In Doomwatch, it is the ‘strange’ islanders who are sacrificed on the altar of modern science and medicine. In a town meeting that weirdly anticipates a similar scene in Steven Spielberg’s Jaws (1975), Shaw manages to convince the islanders that what really threatens them is a disease that he and the forces of modernity can conquer. It comes, however, at the cost of destroying their community. As one of the islanders says, ‘There won’t be any village left’ and ‘You want to kill the island’. Indeed, it is the ‘village’ and the ‘island’ that is sacrificed in this film. It is the ‘strange’ that is sacrificed, not ‘normality’. Doomwatch begins as folk horror but ends as its negation.
Doomwatch does offer a powerful critique of the ways in which governments and corporations are poisoning both the ecosystem and rural populations, but this critique is offered mostly as the film turns away from its folk horror origins. Doomwatch thus raises provocative questions about the extent to which folk horror can coexist with social critique—or whether there are inevitably significant incompatibilities between the two.

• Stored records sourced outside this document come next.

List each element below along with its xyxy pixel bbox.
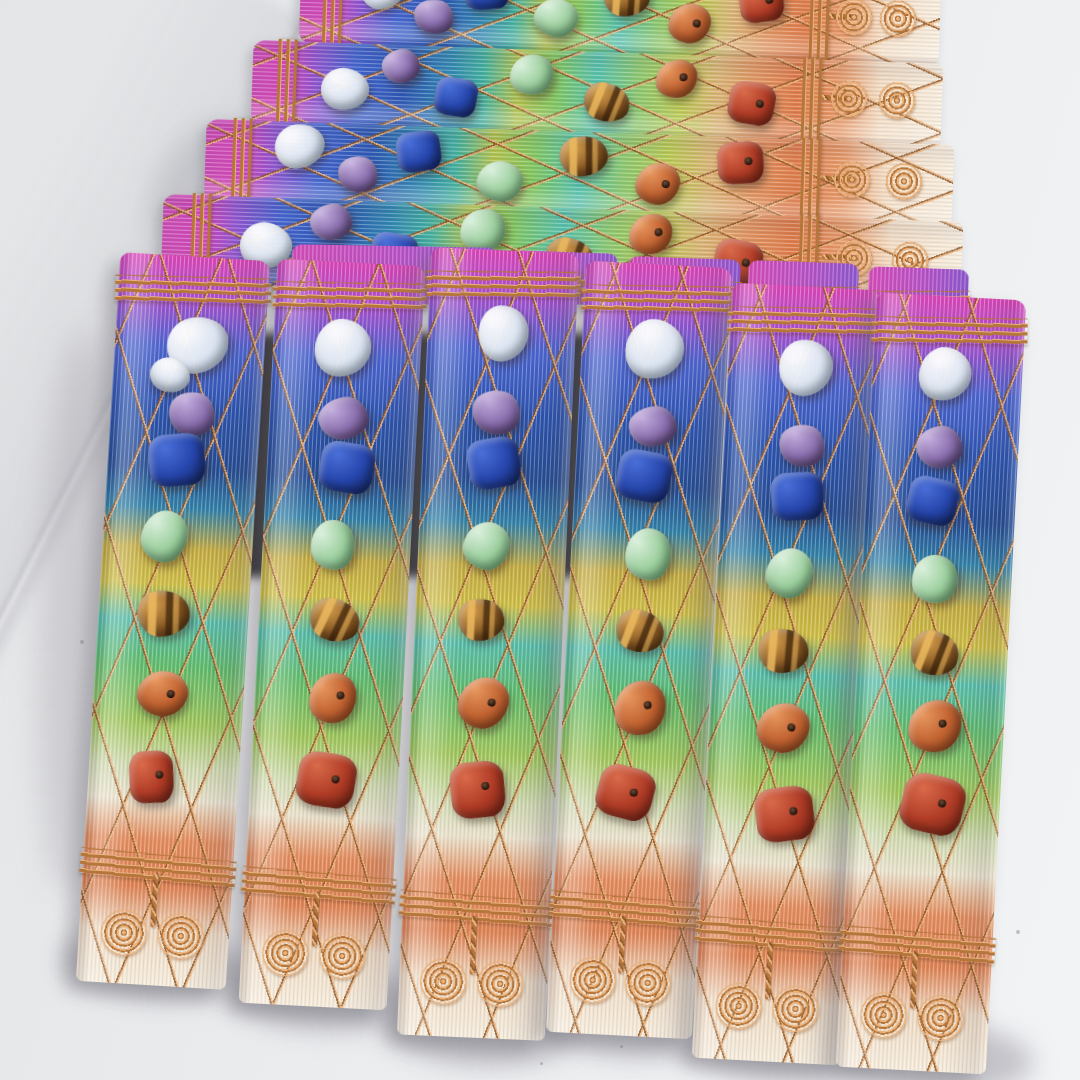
stone-jasper	[716, 140, 765, 185]
bead-drill-hole	[629, 787, 639, 797]
bead-drill-hole	[481, 782, 490, 791]
bead-drill-hole	[336, 691, 345, 700]
copper-wrap-left-end	[275, 39, 298, 128]
bead-drill-hole	[755, 99, 764, 108]
bead-drill-hole	[937, 798, 947, 808]
bead-drill-hole	[939, 719, 948, 728]
surface-speckle-2	[1016, 930, 1020, 934]
quartz-highlight	[170, 320, 208, 348]
copper-wrap-top	[427, 271, 581, 298]
stone-lapis	[147, 432, 207, 488]
copper-wrap-before-tip	[799, 57, 822, 146]
copper-wrap-left-end	[230, 118, 253, 207]
copper-wrap-before-tip	[798, 138, 821, 227]
copper-wrap-top	[727, 306, 881, 335]
quartz-highlight	[926, 347, 959, 375]
surface-speckle-8	[620, 1045, 623, 1048]
stone-lapis	[770, 471, 824, 522]
quartz-highlight	[783, 344, 815, 370]
surface-speckle-5	[80, 640, 84, 644]
copper-wrap-left-end	[321, 0, 344, 46]
stone-jasper	[753, 783, 817, 844]
quartz-highlight	[156, 357, 182, 378]
bead-drill-hole	[643, 700, 652, 709]
copper-wrap-before-tip	[807, 0, 830, 63]
quartz-highlight	[634, 320, 670, 351]
stone-lapis	[394, 129, 443, 175]
bead-drill-hole	[654, 228, 663, 237]
copper-wrap-top	[581, 284, 733, 313]
stone-jasper	[448, 759, 507, 820]
stone-lapis	[316, 439, 377, 497]
surface-speckle-4	[540, 1062, 543, 1065]
bead-drill-hole	[744, 157, 753, 166]
stone-lapis	[464, 434, 524, 492]
bead-drill-hole	[693, 19, 702, 28]
quartz-highlight	[322, 320, 357, 349]
bead-drill-hole	[331, 774, 340, 783]
bead-drill-hole	[764, 0, 773, 4]
copper-wrap-top	[871, 316, 1027, 345]
bead-drill-hole	[787, 723, 796, 732]
photo-scene	[0, 0, 1080, 1080]
bead-drill-hole	[660, 179, 669, 188]
bead-drill-hole	[155, 770, 163, 778]
copper-wrap-top	[115, 274, 272, 304]
bead-drill-hole	[166, 689, 176, 699]
stone-jasper	[294, 748, 360, 810]
bead-drill-hole	[680, 73, 689, 82]
bead-drill-hole	[788, 806, 797, 815]
quartz-highlight	[483, 309, 512, 333]
quartz-highlight	[278, 126, 307, 146]
copper-wrap-top	[273, 281, 427, 310]
bead-drill-hole	[487, 698, 497, 708]
stone-jasper	[128, 750, 174, 804]
quartz-highlight	[247, 223, 279, 247]
quartz-highlight	[327, 69, 356, 90]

You can find Doomwatch on YouTube:
Doomwatch is also available on Blu-ray and DVD #ad:
Notes
[i][i] Adam Scovell mentions Doomwatch briefly (p. 88-89), writing in Folk Horror: Hours Dreadful and Things Strange (Auteur, 2017) that the film ‘is the culmination in the trend of modern outsiders entering rural realms for experimental reasons that was arguably started by Nigel Kneale in Quatermass II’, p. 88. In The Modern British Horror Film (Rutgers Univ. Press, 2017), Steve Gerrard also mentions Doomwatch as showing, like the folk horror classics, ‘how the once-peaceful country village had become a place where the death and destruction of the individual, the community, and the wider populace remained a constant threat’ (p. 68).